Les contrôles des aliments pour animaux d'origine non animale sont définis par les règlements (CE) n° 882/2004 et n° 669/2009. Ils fixent les modalités de contrôle d'importation des produits d'origine non animale, dont ceux destinés à l'alimentation des animaux. L'inspection comporte un contrôle documentaire systématique et un contrôle physique dont la fréquence est déterminée par le niveau de risque du produit et son origine.
Les lots sont contrôlés dans des points d'entrée désignés (PED), au nombre de 19 sur le territoire français, dont 4 dans les départements d'outre-mer.
À l'issue du contrôle à l'importation, en cas de conformité du produit, l'inspecteur en poste frontalier délivre une attestation de contrôle dite document commun d'entrée attestant de la conformité des marchandises.

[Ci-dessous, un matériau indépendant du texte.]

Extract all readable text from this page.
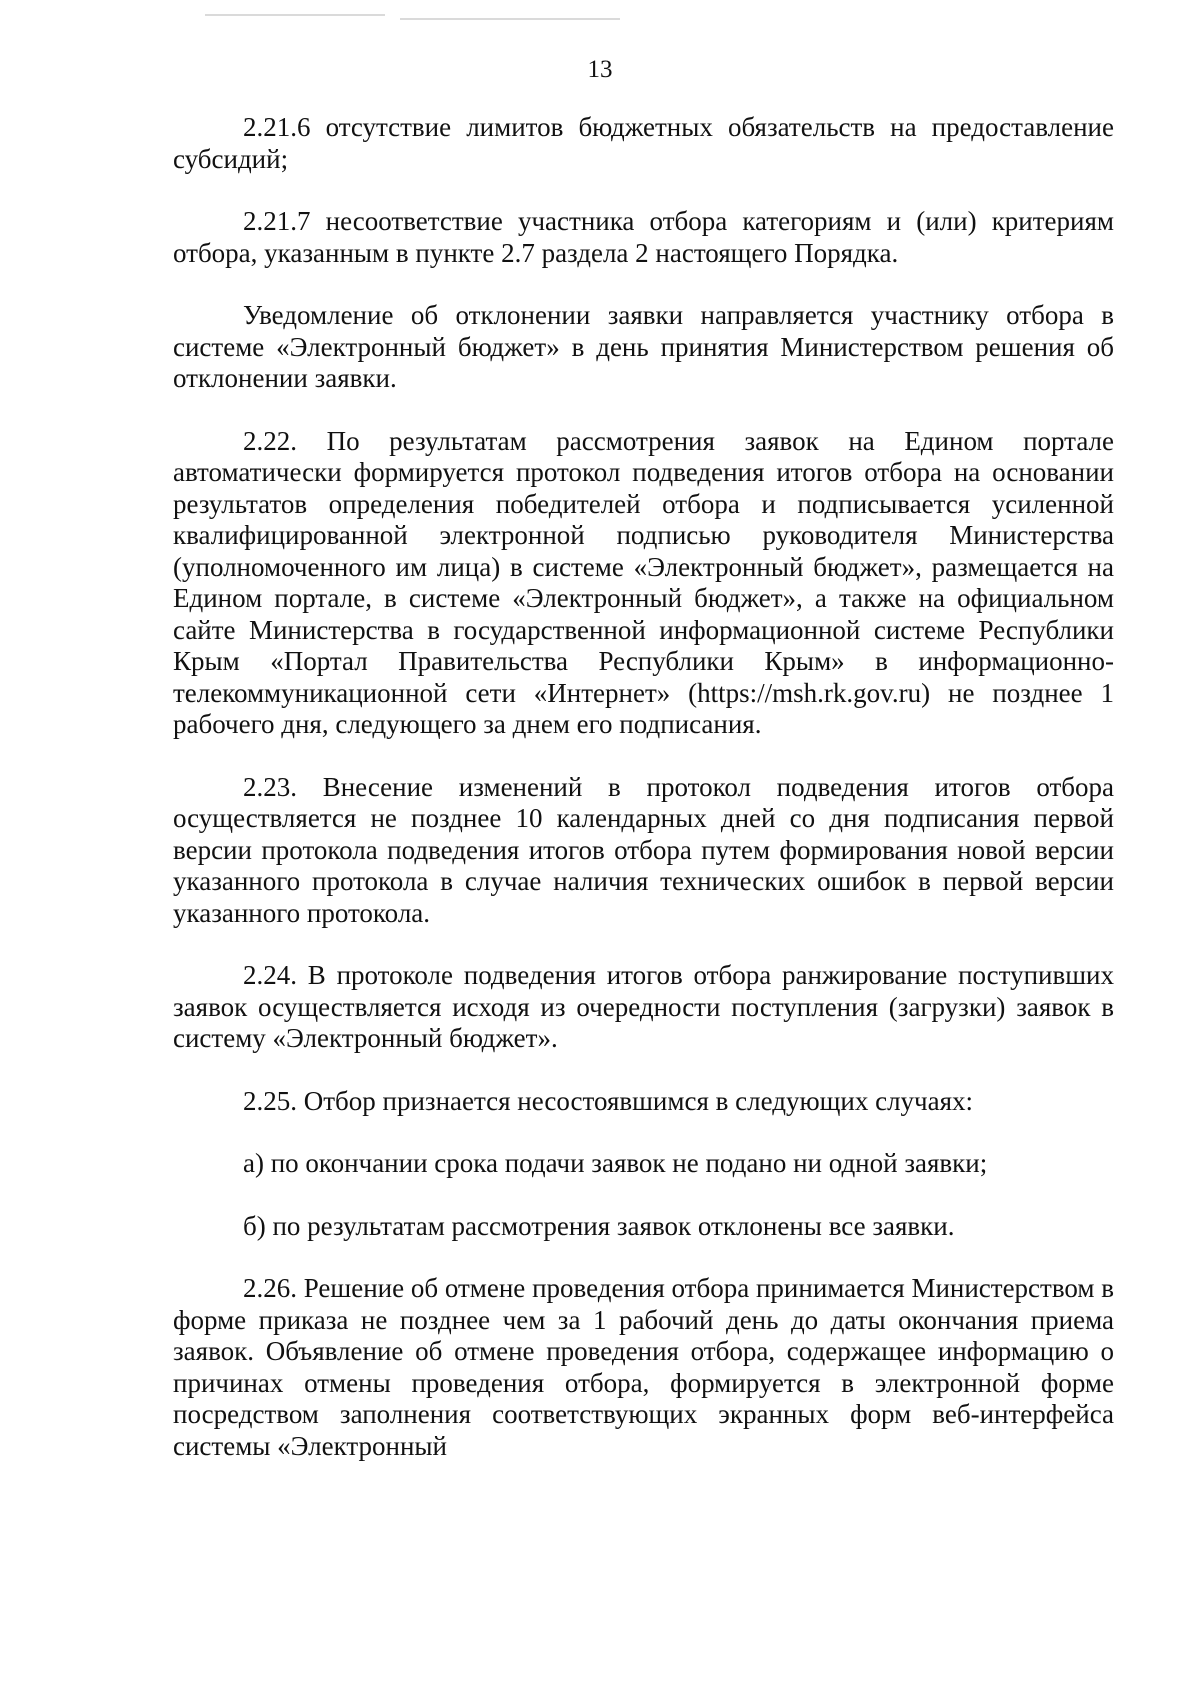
13

2.21.6 отсутствие лимитов бюджетных обязательств на предоставление субсидий;

2.21.7 несоответствие участника отбора категориям и (или) критериям отбора, указанным в пункте 2.7 раздела 2 настоящего Порядка.

Уведомление об отклонении заявки направляется участнику отбора в системе «Электронный бюджет» в день принятия Министерством решения об отклонении заявки.

2.22. По результатам рассмотрения заявок на Едином портале автоматически формируется протокол подведения итогов отбора на основании результатов определения победителей отбора и подписывается усиленной квалифицированной электронной подписью руководителя Министерства (уполномоченного им лица) в системе «Электронный бюджет», размещается на Едином портале, в системе «Электронный бюджет», а также на официальном сайте Министерства в государственной информационной системе Республики Крым «Портал Правительства Республики Крым» в информационно-телекоммуникационной сети «Интернет» (https://msh.rk.gov.ru) не позднее 1 рабочего дня, следующего за днем его подписания.

2.23. Внесение изменений в протокол подведения итогов отбора осуществляется не позднее 10 календарных дней со дня подписания первой версии протокола подведения итогов отбора путем формирования новой версии указанного протокола в случае наличия технических ошибок в первой версии указанного протокола.

2.24. В протоколе подведения итогов отбора ранжирование поступивших заявок осуществляется исходя из очередности поступления (загрузки) заявок в систему «Электронный бюджет».

2.25. Отбор признается несостоявшимся в следующих случаях:

а) по окончании срока подачи заявок не подано ни одной заявки;

б) по результатам рассмотрения заявок отклонены все заявки.

2.26. Решение об отмене проведения отбора принимается Министерством в форме приказа не позднее чем за 1 рабочий день до даты окончания приема заявок. Объявление об отмене проведения отбора, содержащее информацию о причинах отмены проведения отбора, формируется в электронной форме посредством заполнения соответствующих экранных форм веб-интерфейса системы «Электронный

Ce document permet le dédouanement des produits et leur mise en libre pratique.
En matière de respect des contingents et des quotas fixés pour les pays tiers, la direction des douanes précise que les importations de produits agricoles (en provenance de pays tiers ou de métropole ou d'un autre DOM) sont soumises à la présentation d'une déclaration en douane (DAU).
Un certificat d'importation est exigé à l'appui de la DAU lors de l'importation des produits agricoles repris à l'annexe II - partie I du règlement (CE) n° 376/2008 de la Commission du 23 avril 2008.
Les certificats d'importation sont délivrés par FranceAgriMer.
Les importations de produits agricoles soumis à certificat font l'objet d'une surveillance particulière de l'administration des douanes, compte tenu des risques de fraude identifiés à la fois par la Commission européenne et par les services douaniers.
Le contrôle effectué vise à vérifier que l'importation de ces produits, considérés comme sensibles, est autorisée et, le cas échéant, si l'importation peut être réalisée sous couvert d'un régime préférentiel. Certains produits agricoles bénéficient en effet de mesures tarifaires préférentielles d'importation du fait d'accords conclus entre l'Union européenne et des pays ou groupes de pays ou de mesures qui sont accordées unilatéralement par l'Union européenne en faveur d'autres pays.
Certains produits agricoles peuvent également être importés dans le cadre de contingents tarifaires.
Dans la cadre du POSEI, les opérateurs qui souhaitent réaliser ces opérations dans le cadre du régime spécifique d'approvisionnement doivent être enregistrés dans la base de données CALAO gérée par l'ODEADOM. Chaque importation est réalisée sous couvert d'un certificat d'importation, d'exonération ou d'aide délivré par l'ODEADOM et présenté aux autorités douanières.
Il y a, dans ce cas-là, un contrôle des contingents tarifaires fixés au niveau européen. Dans le cas des contingents, il y a aussi des contrôles automatisés.
Merci Monsieur le délégué, pour cet exposé très complet que nous lirons dans son intégralité avec grand intérêt. Permettez-moi cependant de vous interrompre afin que les rapporteurs et mes collègues aient le temps de vous poser quelques questions.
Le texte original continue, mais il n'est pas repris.